C harlotte could barely breathe as she read the words in her father’s letter.
“ My dearest daughter, if you have come this far in this search, it gives me hope that I didn’t fail you entirely. Or at least that you do not hate me for doing so. ” She shook her head and lifted her gaze to Ewan.
His calm and strength filled her as he nodded gently, encouraging her to continue even when her chest hurt.
“ My secrets were always going to come out. I knew it and I tried to stop myself, as much good as it did. I’m sick now.
I’m dying. And I know that I will leave your brother with so much trouble.
And your mother. And you. You will be crushed beneath the weight of my decisions and lies.
I hate that. I hate myself, Charlotte, so I forgive you if you feel the same. ”
She caught her breath now and lowered the letter. “I cannot believe he admitted to everything.”
Ewan nodded. “After all he did to cover up the truth, it is surprising. It is not to excuse him, but it seems the guilt of his bad behavior weighed on him.”
“I suppose it did,” she whispered. “I never granted him that.”
“What else does it say?” Ewan signed .
Charlotte forced herself to look at the words, which swam through the brimming blur of her unshed tears.
She blinked and the picture cleared so she could continue, “ I love you, my …” She caught her breath and the tears began to fall now.
“ I love you, my darling. You and your mother and brother. And I am sorry, so sorry for what I have done.
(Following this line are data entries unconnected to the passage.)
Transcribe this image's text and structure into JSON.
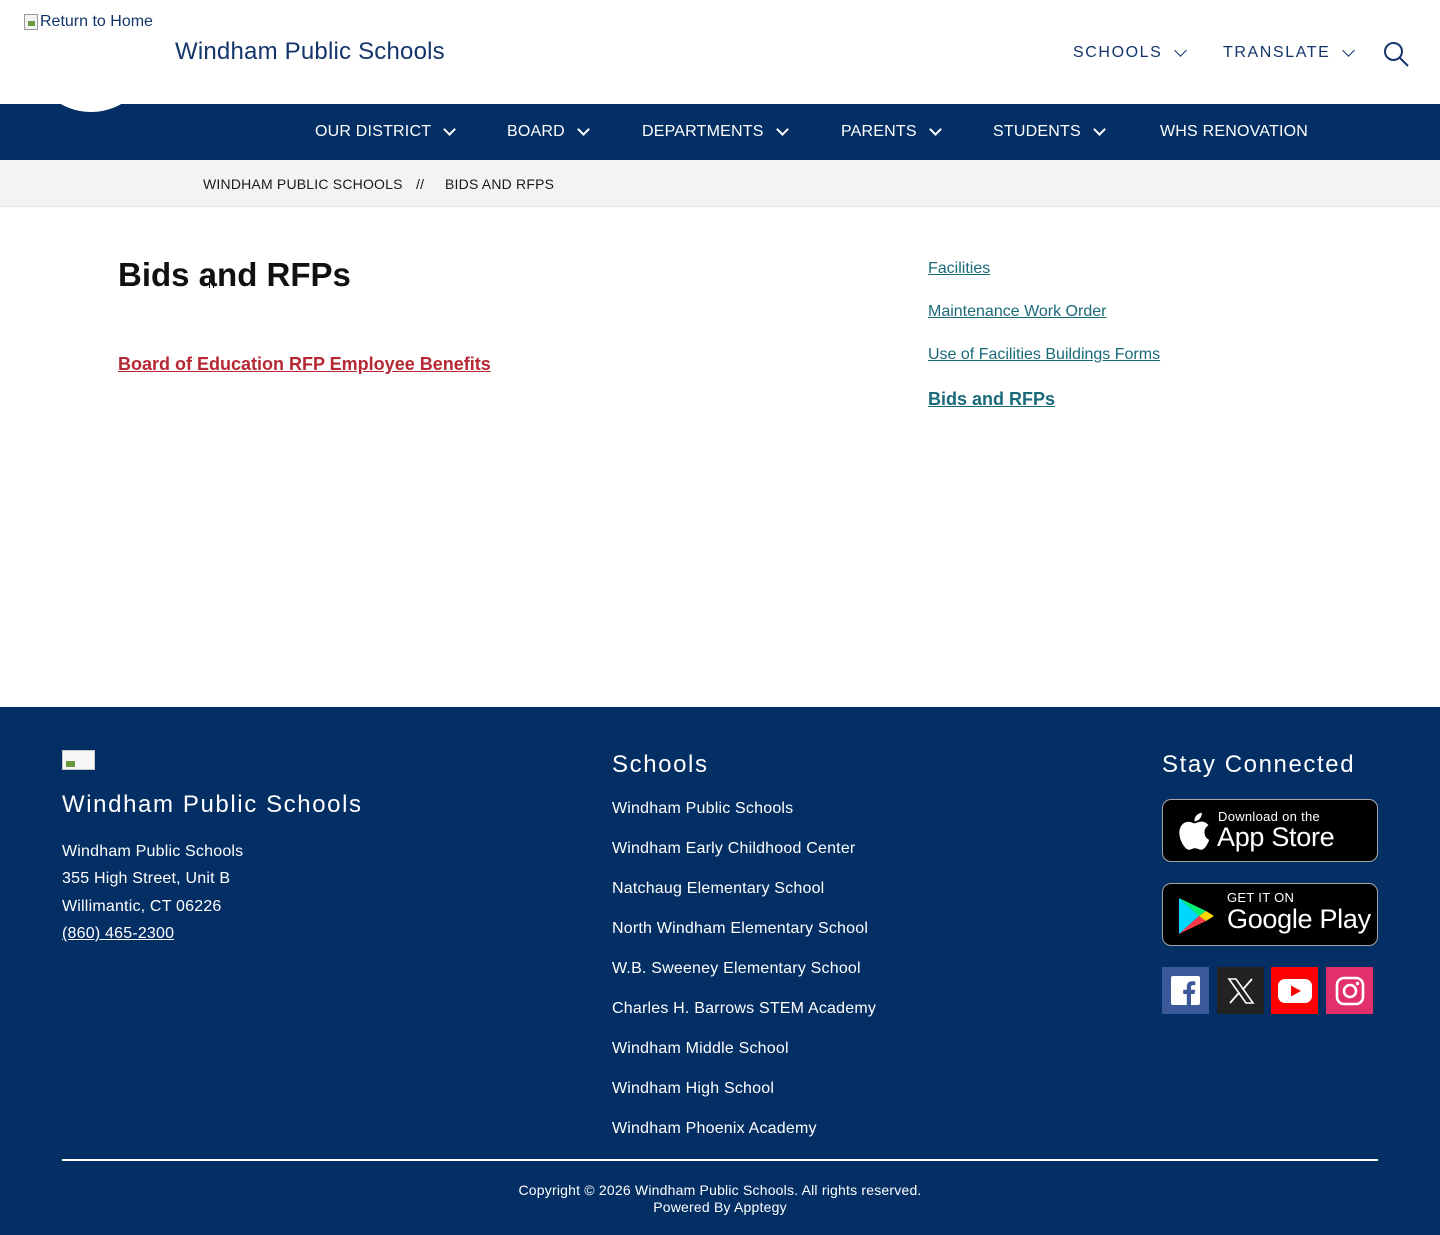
{
  "header": {
    "home_link_alt": "Return to Home",
    "site_title": "Windham Public Schools",
    "schools_label": "SCHOOLS",
    "translate_label": "TRANSLATE"
  },
  "nav": {
    "items": [
      {
        "label": "OUR DISTRICT"
      },
      {
        "label": "BOARD"
      },
      {
        "label": "DEPARTMENTS"
      },
      {
        "label": "PARENTS"
      },
      {
        "label": "STUDENTS"
      },
      {
        "label": "WHS RENOVATION"
      }
    ]
  },
  "breadcrumb": {
    "home": "WINDHAM PUBLIC SCHOOLS",
    "separator": "//",
    "current": "BIDS AND RFPS"
  },
  "main": {
    "title": "Bids and RFPs",
    "document_link": "Board of Education RFP Employee Benefits"
  },
  "sidebar": {
    "links": [
      {
        "label": "Facilities"
      },
      {
        "label": "Maintenance Work Order"
      },
      {
        "label": "Use of Facilities Buildings Forms"
      },
      {
        "label": "Bids and RFPs"
      }
    ]
  },
  "footer": {
    "title": "Windham Public Schools",
    "address": {
      "name": "Windham Public Schools",
      "street": "355 High Street, Unit B",
      "city": "Willimantic, CT 06226",
      "phone": "(860) 465-2300"
    },
    "schools_heading": "Schools",
    "schools": [
      "Windham Public Schools",
      "Windham Early Childhood Center",
      "Natchaug Elementary School",
      "North Windham Elementary School",
      "W.B. Sweeney Elementary School",
      "Charles H. Barrows STEM Academy",
      "Windham Middle School",
      "Windham High School",
      "Windham Phoenix Academy"
    ],
    "connected_heading": "Stay Connected",
    "app_store": {
      "small": "Download on the",
      "big": "App Store"
    },
    "google_play": {
      "small": "GET IT ON",
      "big": "Google Play"
    },
    "copyright": "Copyright © 2026 Windham Public Schools. All rights reserved.",
    "powered_by": "Powered By Apptegy",
    "colors": {
      "facebook": "#3b5998",
      "x": "#222222",
      "youtube": "#ff0000",
      "instagram": "#e1306c"
    }
  }
}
I’m sorry for the pain I will cause, both with my death and with the death of who you thought I was.
Please know that despite my great failings, I’m so proud of the woman you have become.
And I will miss seeing the woman you will be. I love you with all my heart. Papa. ”
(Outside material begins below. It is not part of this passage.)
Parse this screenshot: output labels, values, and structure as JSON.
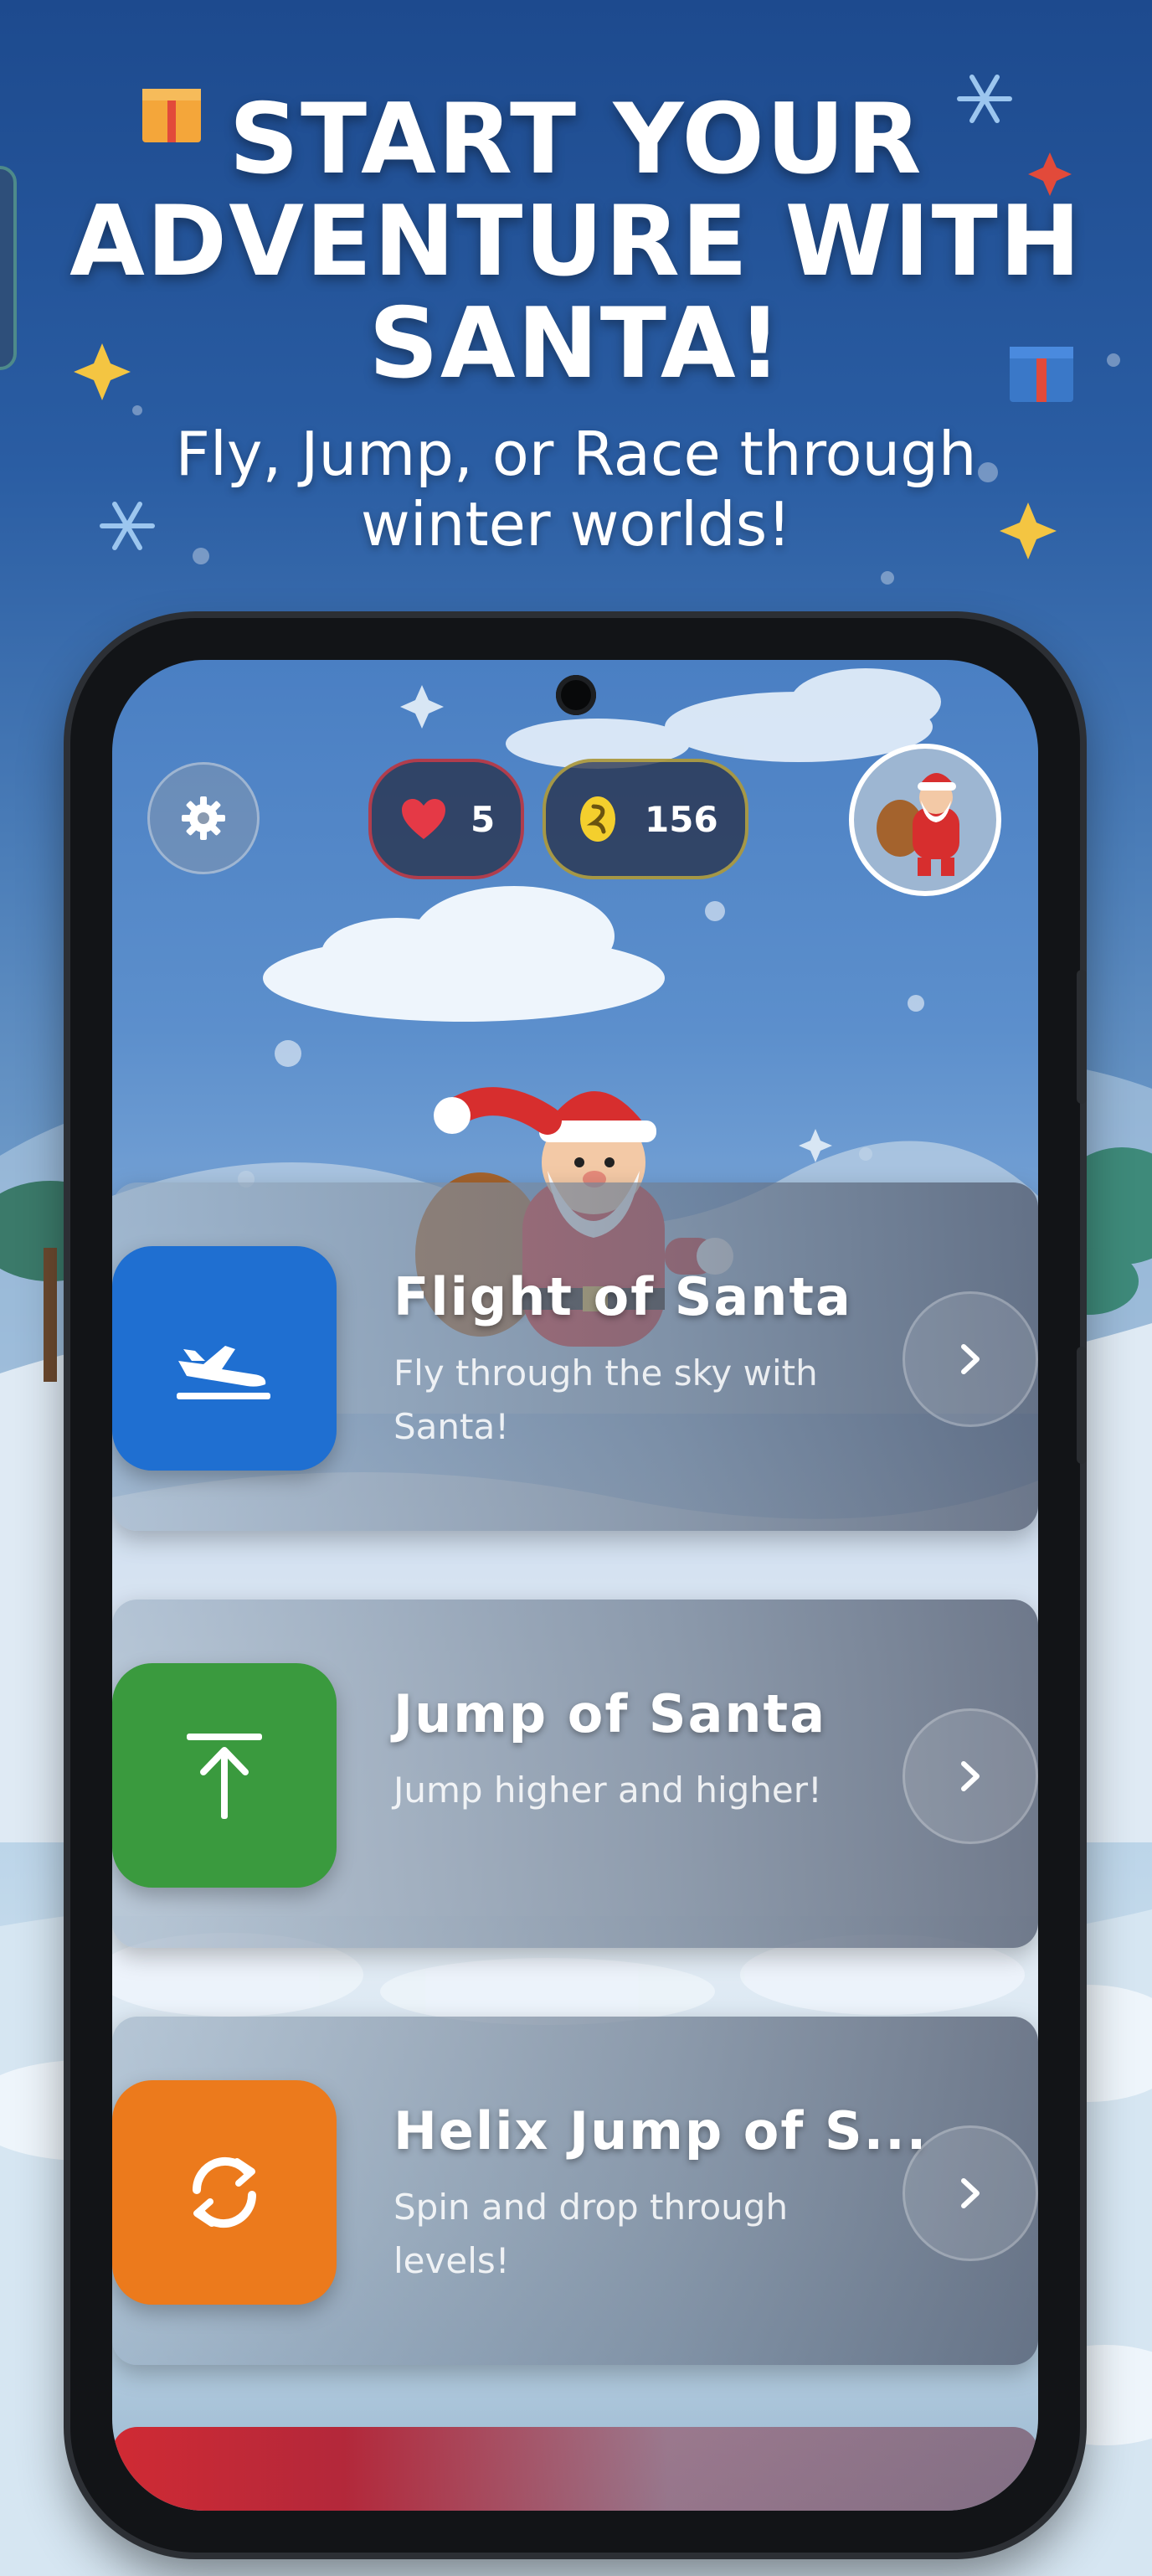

She lifted the letter to her chest and then turned into her husband’s arms. Ewan held her, stroking her hair, soothing her as she wept, though never encouraging her to stop those feelings.
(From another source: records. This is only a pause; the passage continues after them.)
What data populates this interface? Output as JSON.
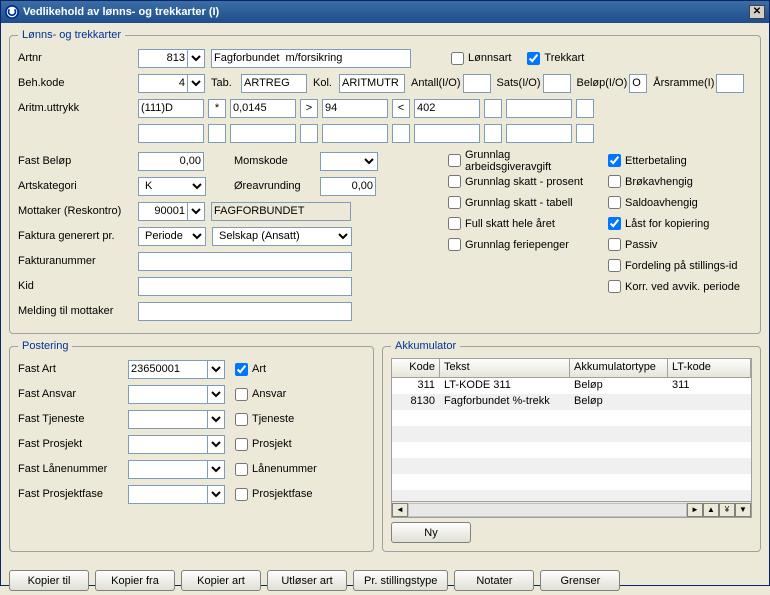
{
  "window": {
    "title": "Vedlikehold av lønns- og trekkarter (I)"
  },
  "group1": {
    "legend": "Lønns- og trekkarter",
    "artnr": {
      "label": "Artnr",
      "value": "813",
      "desc": "Fagforbundet  m/forsikring"
    },
    "lonnsart": "Lønnsart",
    "trekkart": "Trekkart",
    "behkode": {
      "label": "Beh.kode",
      "value": "4"
    },
    "tab": {
      "label": "Tab.",
      "value": "ARTREG"
    },
    "kol": {
      "label": "Kol.",
      "value": "ARITMUTR"
    },
    "antall": {
      "label": "Antall(I/O)"
    },
    "sats": {
      "label": "Sats(I/O)"
    },
    "belop": {
      "label": "Beløp(I/O)",
      "value": "O"
    },
    "arsramme": {
      "label": "Årsramme(I)"
    },
    "aritm": {
      "label": "Aritm.uttrykk",
      "p1": "(111)D",
      "op1": "*",
      "p2": "0,0145",
      "op2": ">",
      "p3": "94",
      "op3": "<",
      "p4": "402"
    },
    "fastbelop": {
      "label": "Fast Beløp",
      "value": "0,00"
    },
    "momskode": {
      "label": "Momskode"
    },
    "artskategori": {
      "label": "Artskategori",
      "value": "K"
    },
    "oreavrunding": {
      "label": "Øreavrunding",
      "value": "0,00"
    },
    "mottaker": {
      "label": "Mottaker (Reskontro)",
      "value": "90001",
      "desc": "FAGFORBUNDET"
    },
    "fakturagen": {
      "label": "Faktura generert pr.",
      "value": "Periode",
      "value2": "Selskap (Ansatt)"
    },
    "fakturanr": {
      "label": "Fakturanummer"
    },
    "kid": {
      "label": "Kid"
    },
    "melding": {
      "label": "Melding til mottaker"
    }
  },
  "checks": {
    "left": [
      "Grunnlag arbeidsgiveravgift",
      "Grunnlag skatt - prosent",
      "Grunnlag skatt - tabell",
      "Full skatt hele året",
      "Grunnlag feriepenger"
    ],
    "right": [
      "Etterbetaling",
      "Brøkavhengig",
      "Saldoavhengig",
      "Låst for kopiering",
      "Passiv",
      "Fordeling på stillings-id",
      "Korr. ved avvik. periode"
    ]
  },
  "postering": {
    "legend": "Postering",
    "fastart": {
      "label": "Fast Art",
      "value": "23650001",
      "chk": "Art"
    },
    "fastansvar": {
      "label": "Fast Ansvar",
      "chk": "Ansvar"
    },
    "fasttjeneste": {
      "label": "Fast Tjeneste",
      "chk": "Tjeneste"
    },
    "fastprosjekt": {
      "label": "Fast Prosjekt",
      "chk": "Prosjekt"
    },
    "fastlaan": {
      "label": "Fast Lånenummer",
      "chk": "Lånenummer"
    },
    "fastfase": {
      "label": "Fast Prosjektfase",
      "chk": "Prosjektfase"
    }
  },
  "akk": {
    "legend": "Akkumulator",
    "cols": [
      "Kode",
      "Tekst",
      "Akkumulatortype",
      "LT-kode"
    ],
    "rows": [
      {
        "kode": "311",
        "tekst": "LT-KODE 311",
        "type": "Beløp",
        "lt": "311"
      },
      {
        "kode": "8130",
        "tekst": "Fagforbundet %-trekk",
        "type": "Beløp",
        "lt": ""
      }
    ],
    "ny": "Ny"
  },
  "buttons": [
    "Kopier til",
    "Kopier fra",
    "Kopier art",
    "Utløser art",
    "Pr. stillingstype",
    "Notater",
    "Grenser"
  ]
}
And eventually the pain and love caused by the words her father had written eased a fraction and she stood.
Ewan handed her a handkerchief and she wiped her tears.
“I let my thoughts of him become twisted after what he did in the end,” she admitted. “But this means so much to me. Oh, there’s one more line here.”
“What is it?” he signed.
“I have also left letters for you mother and brother in the London estate. Beneath the top desk drawer. Please see they get them.”
She shook her head and set the letter aside, pacing past the piano and staring out into the dark.
She was silent for a long time, pondering all he had said.
Pondering the life he had said he hated to miss.
So much had changed for her since his death.
Almost all of it good. She had been brought back to Ewan. She had born three wonderful children.
Ewan touched her hand and she looked at him. “What can I do?”
The question hung between them, slashes of secret symbols in the air. She examined his handsome face, the face she had loved since she was hardly out of the nursery.
“You do it every day,” she whispered, taking his hands.
“My father did love me. This letter reminds me of that. But that he had to write an apology like this is proof of what a different man I chose as my own husband.” She cupped his cheeks.
“You are so good, my love. So strong and steady. So decent and kind. You are always thinking of your family, of me. And I know, having watched my father destroy everything so selfishly, despite his love…how much that means.”
Ewan’s expression softened. “If I give you shelter after a storm, that is the greatest accomplishment of my life,” he signed and then caught her hand and lifted it to his lips.
“There are no storms if you are with me,” she said in return and fell into his arms again. Her father had given her a gift. A return to the memories of the man who had loved her.
And a reminder that the one who loved her now was twice the man she had grown up with. Which made her very lucky, indeed.